The offset circuit OFST is connected to the wirings BL [1] to [n] and the wirings OL [1] to [n]. The offset circuit OFST detects a current amount flowing from the wirings BL [1] to [n] to the offset circuit OFST and / or a change amount of a current flowing from the wirings BL [1] to [n] to the offset circuit OFST. Having. Further, the offset circuit OFST has a function of outputting a detection result to the wirings OL [1] to OL [n]. Note that the offset circuit OFST may output a current corresponding to the detection result to the wiring OL, or may convert a current corresponding to the detection result into a voltage and output the voltage to the wiring OL. The current flowing between the cell array CA and the offset circuit OFST is denoted by I _α [1] to [n].

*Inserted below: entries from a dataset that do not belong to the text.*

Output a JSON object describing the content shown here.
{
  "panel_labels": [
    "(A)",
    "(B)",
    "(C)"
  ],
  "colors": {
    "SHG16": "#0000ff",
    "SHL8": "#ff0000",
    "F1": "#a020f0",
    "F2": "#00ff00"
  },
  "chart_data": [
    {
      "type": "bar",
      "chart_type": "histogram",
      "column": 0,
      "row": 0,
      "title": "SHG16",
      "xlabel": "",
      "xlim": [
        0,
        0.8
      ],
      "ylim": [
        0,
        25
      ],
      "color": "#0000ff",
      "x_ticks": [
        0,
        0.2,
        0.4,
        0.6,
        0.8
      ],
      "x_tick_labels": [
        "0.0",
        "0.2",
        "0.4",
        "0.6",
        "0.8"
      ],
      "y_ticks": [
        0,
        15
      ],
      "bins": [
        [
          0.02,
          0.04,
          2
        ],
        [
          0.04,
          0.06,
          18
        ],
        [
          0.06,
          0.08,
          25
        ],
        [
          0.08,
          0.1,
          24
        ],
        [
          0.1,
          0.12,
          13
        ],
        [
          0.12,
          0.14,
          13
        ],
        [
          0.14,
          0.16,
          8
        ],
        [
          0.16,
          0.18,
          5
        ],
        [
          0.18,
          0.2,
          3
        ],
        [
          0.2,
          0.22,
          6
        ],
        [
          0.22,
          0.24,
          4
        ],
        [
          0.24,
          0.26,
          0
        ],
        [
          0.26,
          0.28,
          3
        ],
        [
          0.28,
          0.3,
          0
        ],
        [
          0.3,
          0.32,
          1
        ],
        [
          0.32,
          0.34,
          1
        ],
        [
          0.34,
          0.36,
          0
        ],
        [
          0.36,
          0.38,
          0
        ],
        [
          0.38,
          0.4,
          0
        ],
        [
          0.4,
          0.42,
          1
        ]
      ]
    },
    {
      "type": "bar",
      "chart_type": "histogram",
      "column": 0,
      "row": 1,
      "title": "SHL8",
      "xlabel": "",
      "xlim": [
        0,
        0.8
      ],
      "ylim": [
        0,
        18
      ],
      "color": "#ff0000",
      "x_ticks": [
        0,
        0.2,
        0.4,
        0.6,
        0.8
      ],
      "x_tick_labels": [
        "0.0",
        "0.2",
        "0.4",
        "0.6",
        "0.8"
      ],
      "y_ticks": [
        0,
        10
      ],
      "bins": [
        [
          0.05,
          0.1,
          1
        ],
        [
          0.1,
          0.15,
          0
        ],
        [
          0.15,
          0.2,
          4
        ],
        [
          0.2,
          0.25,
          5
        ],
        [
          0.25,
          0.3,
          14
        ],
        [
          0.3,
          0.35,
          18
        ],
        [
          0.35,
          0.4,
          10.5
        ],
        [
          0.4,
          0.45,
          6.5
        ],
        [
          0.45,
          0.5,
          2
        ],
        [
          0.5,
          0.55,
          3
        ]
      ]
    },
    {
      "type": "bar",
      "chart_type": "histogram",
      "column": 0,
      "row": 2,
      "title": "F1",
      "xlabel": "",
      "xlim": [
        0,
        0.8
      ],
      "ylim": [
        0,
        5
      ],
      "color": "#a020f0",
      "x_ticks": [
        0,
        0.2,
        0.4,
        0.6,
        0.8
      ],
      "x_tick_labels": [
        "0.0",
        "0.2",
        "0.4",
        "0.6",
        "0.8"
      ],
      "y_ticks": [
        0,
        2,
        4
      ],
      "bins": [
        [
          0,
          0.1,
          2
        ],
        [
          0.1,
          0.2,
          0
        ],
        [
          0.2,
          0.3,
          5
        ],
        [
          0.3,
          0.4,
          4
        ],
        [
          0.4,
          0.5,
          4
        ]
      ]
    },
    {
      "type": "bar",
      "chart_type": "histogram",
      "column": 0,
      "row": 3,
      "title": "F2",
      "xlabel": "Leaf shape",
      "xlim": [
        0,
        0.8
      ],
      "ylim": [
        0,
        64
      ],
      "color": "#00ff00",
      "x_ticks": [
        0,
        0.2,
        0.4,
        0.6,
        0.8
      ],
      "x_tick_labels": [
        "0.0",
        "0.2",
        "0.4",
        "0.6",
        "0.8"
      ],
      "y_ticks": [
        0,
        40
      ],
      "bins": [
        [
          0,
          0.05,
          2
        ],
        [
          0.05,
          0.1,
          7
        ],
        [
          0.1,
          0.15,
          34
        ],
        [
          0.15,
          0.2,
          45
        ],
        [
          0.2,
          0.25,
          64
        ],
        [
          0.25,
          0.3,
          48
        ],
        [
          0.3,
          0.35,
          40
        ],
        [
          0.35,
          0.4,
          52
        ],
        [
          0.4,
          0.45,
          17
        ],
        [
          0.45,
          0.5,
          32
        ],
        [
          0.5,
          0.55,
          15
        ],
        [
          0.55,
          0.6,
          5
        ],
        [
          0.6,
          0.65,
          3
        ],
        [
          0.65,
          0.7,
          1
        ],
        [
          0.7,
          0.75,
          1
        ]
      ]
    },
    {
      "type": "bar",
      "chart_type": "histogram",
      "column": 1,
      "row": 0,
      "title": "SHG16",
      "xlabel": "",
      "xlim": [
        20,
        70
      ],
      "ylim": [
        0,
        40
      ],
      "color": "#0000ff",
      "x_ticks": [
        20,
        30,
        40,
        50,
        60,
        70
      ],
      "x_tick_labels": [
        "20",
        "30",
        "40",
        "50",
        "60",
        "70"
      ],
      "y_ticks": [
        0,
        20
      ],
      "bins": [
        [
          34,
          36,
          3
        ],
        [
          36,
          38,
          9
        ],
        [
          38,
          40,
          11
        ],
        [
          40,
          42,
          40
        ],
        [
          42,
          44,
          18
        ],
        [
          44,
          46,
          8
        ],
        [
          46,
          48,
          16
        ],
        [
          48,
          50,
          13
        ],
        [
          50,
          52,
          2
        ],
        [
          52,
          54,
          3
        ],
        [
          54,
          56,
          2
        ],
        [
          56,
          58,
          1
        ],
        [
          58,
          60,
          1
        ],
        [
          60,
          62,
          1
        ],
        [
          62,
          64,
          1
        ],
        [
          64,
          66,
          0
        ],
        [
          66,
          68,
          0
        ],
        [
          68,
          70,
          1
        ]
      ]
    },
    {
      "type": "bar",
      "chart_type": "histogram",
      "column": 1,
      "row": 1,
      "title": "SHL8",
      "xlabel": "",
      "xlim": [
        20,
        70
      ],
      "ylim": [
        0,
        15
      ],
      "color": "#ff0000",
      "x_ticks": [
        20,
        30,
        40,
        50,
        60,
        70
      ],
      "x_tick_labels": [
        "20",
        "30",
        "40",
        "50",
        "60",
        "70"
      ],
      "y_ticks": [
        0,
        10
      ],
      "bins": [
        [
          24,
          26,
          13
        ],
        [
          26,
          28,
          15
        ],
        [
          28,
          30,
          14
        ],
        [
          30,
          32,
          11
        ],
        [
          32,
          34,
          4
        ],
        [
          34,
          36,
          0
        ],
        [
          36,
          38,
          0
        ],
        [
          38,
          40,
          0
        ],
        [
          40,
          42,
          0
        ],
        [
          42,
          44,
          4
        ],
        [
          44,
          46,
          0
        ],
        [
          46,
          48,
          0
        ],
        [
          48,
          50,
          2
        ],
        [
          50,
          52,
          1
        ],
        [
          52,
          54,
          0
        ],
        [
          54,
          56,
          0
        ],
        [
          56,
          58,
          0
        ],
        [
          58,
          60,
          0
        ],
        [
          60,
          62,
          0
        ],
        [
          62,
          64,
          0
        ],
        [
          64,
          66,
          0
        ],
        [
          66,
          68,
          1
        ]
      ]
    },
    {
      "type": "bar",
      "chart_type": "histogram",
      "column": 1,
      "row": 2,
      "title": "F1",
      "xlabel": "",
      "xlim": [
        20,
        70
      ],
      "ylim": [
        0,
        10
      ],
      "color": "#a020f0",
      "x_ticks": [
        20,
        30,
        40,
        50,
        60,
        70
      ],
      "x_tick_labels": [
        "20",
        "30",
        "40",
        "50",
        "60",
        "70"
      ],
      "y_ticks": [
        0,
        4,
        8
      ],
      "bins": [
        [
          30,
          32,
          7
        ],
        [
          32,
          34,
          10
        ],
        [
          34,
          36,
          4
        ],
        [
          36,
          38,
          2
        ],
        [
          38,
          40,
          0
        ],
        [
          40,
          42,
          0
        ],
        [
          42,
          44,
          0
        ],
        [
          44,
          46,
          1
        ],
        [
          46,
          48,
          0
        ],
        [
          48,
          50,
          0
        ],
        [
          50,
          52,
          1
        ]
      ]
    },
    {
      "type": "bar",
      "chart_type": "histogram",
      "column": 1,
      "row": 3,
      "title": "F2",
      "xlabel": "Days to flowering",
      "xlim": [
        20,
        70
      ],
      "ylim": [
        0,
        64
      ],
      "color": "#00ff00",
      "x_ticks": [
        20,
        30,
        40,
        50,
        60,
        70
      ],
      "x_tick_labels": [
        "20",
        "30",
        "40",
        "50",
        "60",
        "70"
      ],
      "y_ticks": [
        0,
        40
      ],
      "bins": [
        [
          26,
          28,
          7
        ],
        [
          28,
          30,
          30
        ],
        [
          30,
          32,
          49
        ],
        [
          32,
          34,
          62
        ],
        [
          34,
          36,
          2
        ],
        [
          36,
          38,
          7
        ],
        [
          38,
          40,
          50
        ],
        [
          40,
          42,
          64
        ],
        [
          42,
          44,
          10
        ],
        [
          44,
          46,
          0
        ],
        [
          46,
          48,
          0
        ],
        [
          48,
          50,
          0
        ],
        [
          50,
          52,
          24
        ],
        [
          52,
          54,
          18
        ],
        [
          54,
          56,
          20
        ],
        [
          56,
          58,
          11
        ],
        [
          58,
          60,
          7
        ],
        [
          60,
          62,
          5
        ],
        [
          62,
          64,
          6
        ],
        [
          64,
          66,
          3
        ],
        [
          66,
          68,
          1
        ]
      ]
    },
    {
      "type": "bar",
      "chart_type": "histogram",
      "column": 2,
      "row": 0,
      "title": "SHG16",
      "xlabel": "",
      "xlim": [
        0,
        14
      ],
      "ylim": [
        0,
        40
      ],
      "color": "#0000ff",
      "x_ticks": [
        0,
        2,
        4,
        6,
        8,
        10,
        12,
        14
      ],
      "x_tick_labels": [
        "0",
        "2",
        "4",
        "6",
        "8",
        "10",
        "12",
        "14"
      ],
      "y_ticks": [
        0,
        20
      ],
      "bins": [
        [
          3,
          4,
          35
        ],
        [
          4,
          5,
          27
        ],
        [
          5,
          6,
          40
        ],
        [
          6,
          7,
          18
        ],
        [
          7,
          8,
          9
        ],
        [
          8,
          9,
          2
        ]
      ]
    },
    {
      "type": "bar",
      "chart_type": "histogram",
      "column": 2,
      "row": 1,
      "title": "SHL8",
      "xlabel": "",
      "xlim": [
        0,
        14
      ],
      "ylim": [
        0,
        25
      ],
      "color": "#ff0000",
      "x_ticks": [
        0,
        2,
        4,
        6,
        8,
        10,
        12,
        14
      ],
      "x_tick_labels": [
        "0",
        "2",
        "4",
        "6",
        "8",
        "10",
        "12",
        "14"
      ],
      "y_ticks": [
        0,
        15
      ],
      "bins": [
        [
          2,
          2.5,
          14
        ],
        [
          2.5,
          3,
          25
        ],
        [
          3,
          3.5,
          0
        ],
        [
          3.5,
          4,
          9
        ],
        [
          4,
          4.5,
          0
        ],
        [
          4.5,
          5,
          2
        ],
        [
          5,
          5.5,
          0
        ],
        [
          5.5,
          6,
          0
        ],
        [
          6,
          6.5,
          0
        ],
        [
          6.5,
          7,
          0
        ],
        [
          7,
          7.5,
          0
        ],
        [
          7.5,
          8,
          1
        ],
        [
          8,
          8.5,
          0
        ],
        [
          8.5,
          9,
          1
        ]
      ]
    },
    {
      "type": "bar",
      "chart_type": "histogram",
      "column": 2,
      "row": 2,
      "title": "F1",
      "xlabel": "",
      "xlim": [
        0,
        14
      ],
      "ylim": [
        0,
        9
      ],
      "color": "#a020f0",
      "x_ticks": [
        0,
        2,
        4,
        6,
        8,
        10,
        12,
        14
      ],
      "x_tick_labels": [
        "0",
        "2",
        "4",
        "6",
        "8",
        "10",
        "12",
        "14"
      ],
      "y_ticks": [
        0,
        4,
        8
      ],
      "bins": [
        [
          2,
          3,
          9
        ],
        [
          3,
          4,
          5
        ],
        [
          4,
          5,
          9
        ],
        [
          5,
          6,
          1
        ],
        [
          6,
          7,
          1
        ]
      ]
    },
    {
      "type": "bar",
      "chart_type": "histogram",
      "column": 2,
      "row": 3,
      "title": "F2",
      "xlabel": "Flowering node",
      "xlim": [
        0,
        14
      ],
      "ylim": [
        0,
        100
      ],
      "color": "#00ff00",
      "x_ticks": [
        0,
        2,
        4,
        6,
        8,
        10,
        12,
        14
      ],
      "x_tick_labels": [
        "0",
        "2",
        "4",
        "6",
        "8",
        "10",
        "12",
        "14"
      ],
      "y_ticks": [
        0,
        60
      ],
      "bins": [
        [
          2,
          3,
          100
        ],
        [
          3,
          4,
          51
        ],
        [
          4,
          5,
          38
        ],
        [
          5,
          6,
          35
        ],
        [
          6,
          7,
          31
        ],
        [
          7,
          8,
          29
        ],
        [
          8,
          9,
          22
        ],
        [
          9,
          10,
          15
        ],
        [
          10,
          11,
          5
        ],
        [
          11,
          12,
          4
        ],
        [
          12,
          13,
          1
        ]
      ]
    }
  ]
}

  FIG. 18 shows a configuration example of the offset circuit OFST. The offset circuit OFST illustrated in FIG. 18 includes circuits OC [1] to OC [n]. Each of the circuits OC [1] to OC [n] includes a transistor Tr21, a transistor Tr22, a transistor Tr23, a capacitor C21, and a resistor R1. The connection relation of each element is as shown in FIG. Note that a node connected to the first electrode of the capacitor C21 and the first terminal of the resistor R1 is referred to as a node Na. A node connected to the second electrode of the capacitor C21, one of the source and the drain of the transistor Tr21, and the gate of the transistor Tr22 is referred to as a node Nb.

  The wiring VrefL has a function of supplying the potential Vref, the wiring VaL has a function of supplying the potential Va, and the wiring VbL has a function of supplying the potential Vb. The wiring VDDL has a function of supplying the potential VDD, and the wiring VSSL has a function of supplying the potential VSS. Here, the case where the potential VDD is a high power supply potential and the potential VSS is a low power supply potential is described. The wiring RST has a function of supplying a potential for controlling the conduction state of the transistor Tr21. A source follower circuit is formed by the transistor Tr22, the transistor Tr23, the wiring VDDL, the wiring VSSL, and the wiring VbL.

  Next, an operation example of the circuits OC [1] to OC [n] will be described. Here, an operation example of the circuit OC [1] will be described as a typical example; however, the circuits OC [2] to OC [n] can be operated similarly. First, when the first current flows through the wiring BL [1], the potential of the node Na becomes a potential corresponding to the first current and the resistance value of the resistor R1. At this time, the transistor Tr21 is on, and the potential Va is supplied to the node Nb. Thereafter, the transistor Tr21 is turned off.

Next, when a second current flows through the wiring BL [1], the potential of the node Na changes to a potential corresponding to the second current and the resistance value of the resistor R1. At this time, since the transistor Tr21 is off and the node Nb is in a floating state, the potential of the node Nb changes due to capacitance coupling with a change in the potential of the node Na. Here, assuming that the change in the potential of the node Na is ΔV _Na and the capacitance coupling coefficient is 1, the potential of the node Nb is Va + ΔV _Na . When the threshold voltage of the transistor Tr22 and _{V th,} the potential Va + ΔV _Na -V _th is output from the wiring OL [1]. Here, by setting Va = _Vth , the potential ΔV _Na can be output from the wiring OL [1].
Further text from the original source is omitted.